The tumultuous back-and-forth between the local fire union and the Parker administration was punctuated last month by the abrupt resignation of Houston Professional Fire Fighters Association president Bryan Sky-Eagle, just 11 months into a three-year term.
Discord within the ranks over Sky-Eagle steering the union in some very unpopular directions -- like suing the union's umbrella group, the International Association of Fire Fighters, or negotiating a contract with the city that a whopping 93 percent of fire fighters flatly rejected -- had boiled over into violent threats. In a September 1 letter to his members, Sky-Eagle quit citing "venomous actions, mental and physical, taken against me by those who call themselves my 'brothers.'"
Sky-Eagle said he received "threats of, and calls for, violence against me, my wife and my children" via email and Facebook.
While the city's Office of Inspector General is investigating those threats, union members are trying to figure out something else about their former president's resignation: Why did Sky-Eagle erase all data on his union computer weeks before he quit?
Interim HPFFA president Alvin White says that the morning after Sky-Eagle sent his resignation letter, the union discovered the computer in the president's office had been wiped clean.

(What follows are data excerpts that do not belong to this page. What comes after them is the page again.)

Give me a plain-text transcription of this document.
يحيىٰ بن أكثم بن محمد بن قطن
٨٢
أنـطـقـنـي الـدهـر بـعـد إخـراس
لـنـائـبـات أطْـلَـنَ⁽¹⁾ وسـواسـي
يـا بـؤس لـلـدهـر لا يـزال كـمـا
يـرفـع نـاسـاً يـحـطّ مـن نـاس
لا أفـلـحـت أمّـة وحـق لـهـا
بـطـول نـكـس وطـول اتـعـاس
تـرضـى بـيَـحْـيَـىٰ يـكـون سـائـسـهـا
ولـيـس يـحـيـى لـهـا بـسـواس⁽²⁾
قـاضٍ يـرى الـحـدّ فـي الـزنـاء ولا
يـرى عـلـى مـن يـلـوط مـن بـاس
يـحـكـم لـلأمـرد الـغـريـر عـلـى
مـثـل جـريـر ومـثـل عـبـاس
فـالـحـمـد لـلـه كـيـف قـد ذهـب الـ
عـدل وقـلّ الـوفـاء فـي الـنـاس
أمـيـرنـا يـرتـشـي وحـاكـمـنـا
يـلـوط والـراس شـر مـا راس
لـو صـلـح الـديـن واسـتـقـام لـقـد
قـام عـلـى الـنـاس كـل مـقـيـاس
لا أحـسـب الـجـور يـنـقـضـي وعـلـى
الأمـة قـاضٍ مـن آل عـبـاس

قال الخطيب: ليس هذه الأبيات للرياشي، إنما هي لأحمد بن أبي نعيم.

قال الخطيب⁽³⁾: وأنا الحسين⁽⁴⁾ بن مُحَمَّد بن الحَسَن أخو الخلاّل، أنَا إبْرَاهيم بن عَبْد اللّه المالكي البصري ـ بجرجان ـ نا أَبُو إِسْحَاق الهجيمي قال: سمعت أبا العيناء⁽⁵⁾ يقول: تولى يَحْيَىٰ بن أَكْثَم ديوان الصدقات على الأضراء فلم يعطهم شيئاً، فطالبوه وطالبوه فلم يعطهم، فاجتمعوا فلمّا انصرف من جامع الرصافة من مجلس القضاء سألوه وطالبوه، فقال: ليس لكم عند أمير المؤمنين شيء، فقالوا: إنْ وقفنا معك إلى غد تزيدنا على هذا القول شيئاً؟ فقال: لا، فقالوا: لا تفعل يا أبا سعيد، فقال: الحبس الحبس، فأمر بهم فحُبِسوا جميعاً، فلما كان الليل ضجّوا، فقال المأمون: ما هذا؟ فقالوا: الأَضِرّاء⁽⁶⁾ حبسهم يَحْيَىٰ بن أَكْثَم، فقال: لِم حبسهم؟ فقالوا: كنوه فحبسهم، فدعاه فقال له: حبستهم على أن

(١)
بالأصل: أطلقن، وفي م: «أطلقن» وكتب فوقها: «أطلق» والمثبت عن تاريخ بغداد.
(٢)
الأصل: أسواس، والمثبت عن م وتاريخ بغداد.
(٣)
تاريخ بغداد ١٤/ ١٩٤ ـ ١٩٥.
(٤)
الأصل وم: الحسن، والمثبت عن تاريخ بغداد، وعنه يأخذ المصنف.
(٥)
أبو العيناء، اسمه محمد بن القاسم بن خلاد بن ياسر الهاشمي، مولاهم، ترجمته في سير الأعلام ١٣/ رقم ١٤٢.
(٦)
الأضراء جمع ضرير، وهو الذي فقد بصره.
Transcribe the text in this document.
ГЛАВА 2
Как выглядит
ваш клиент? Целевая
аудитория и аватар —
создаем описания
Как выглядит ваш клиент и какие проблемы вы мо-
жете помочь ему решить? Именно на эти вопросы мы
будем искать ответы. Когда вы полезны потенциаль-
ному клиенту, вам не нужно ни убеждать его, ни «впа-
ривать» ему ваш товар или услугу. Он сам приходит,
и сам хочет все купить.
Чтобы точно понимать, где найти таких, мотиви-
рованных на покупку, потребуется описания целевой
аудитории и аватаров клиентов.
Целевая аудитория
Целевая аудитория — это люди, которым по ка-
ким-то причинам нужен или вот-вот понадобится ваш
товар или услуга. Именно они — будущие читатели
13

White says the union eventually found receipts from August 11 and 16, showing Sky-Eagle had taken the computer to a Houston Altex store to erase its hard drive and return it to factory settings. (Sky-Eagle hasn't responded to requests for comment.)
So what was erased? "That's a good question. We don't know," White told the Press Thursday. "It just raised some flags for us."
So last month, the union filed an open records request with the city seeking all emails between Sky-Eagle and Mayor Annise Parker, City Attorney David Feldman, or Chief Policy Officer Janice Evans during Sky-Eagle's time with the union.
Part of the city's response was, well, a bit perplexing. The city appealed to the state Attorney General early this month, seeking to withhold those emails, claiming some might be covered by attorney-client privilege -- Feldman being the attorney, and Sky-Eagle being the "client" in that scenario -- and as such shouldn't be disclosed to a third party.
Reached by phone Thursday, Janice Evans (also the Parker's director of communications) said that such appeals are par for the course when someone requests emails from the city attorney's office.
Here's the problem with that, as the union's lawyer Richard Mumey argued in a letter to the AG this month: how in the world could conversations between the city attorney and a union president negotiating a contract on behalf of firefighters be construed as an attorney-client relationship?
As Mumey wrote:
"It would be highly improper for the City Attorney to be providing legal advice to the Union president, in that capacity. ... It is ridiculous to believe, as the City asserts, that any correspondence sent between the Mayor, the City Attorney, or the City's Chief Policy Officer and the firefighter union's president was 1) sent to him as Union president in order to provide legal advice to the City and 2) was not disclosed to a third party (the HPFFA), thus destroying any privilege that may have existed."
It should certainly come as no shock that the city would rather not turn this stuff over to the fire union. As Houston, like cities across the country, tries to rein in soaring pension costs, the fire fighters are the city's last major holdout. A decades-old state law essentially leaves Parker powerless to control the amount the city has to contribute to the firefighters' current pension fund -- Parker even sued the Houston Firefightes' Relief and Retirement Fund in January hoping to change that law.
Not long after the latest round of labor contract negotiations bombed in spectacular fashion this summer -- again, 93 percent of union members rejected the contract -- Parker openly floated a plan to set up a new separate, and less generous, plan for incoming firefighters. Parker explained that she tried broad reforms first. "But if I can't solve that one - Legislature won't help, I don't have the ability to negotiate - let's set up a separate pension and create one that is fair and sustainable for both sides," she told the Chron in August.
There certainly could be another lawsuit on the horizon. The city, in its request to withhold the emails the HPFFA is now requesting, says the union leadership has threatened to sue if the city doesn't agree to arbitration.
Union members *The pension board shopped a new compromise last month -- no changes in current or future benefits, but firefighters would contribute a larger portion of their paychecks than in the past -- but Parker didn't budge.
Amid that backdrop, White now says the union is trying to rebuild after a year of failed contract negotiations and strife within its own ranks. "To do so, we must learn from what truly happened with Mr. Sky-Eagle and his undisclosed communications with the Parker Administration," he said.
Corrected Oct. 31, 2014 at 5 p.m.: To clarify, it was the pension board, not the HPFFA (which negotiates the city's labor contract), that floated a pension compromise that Mayor Parker rejected last month.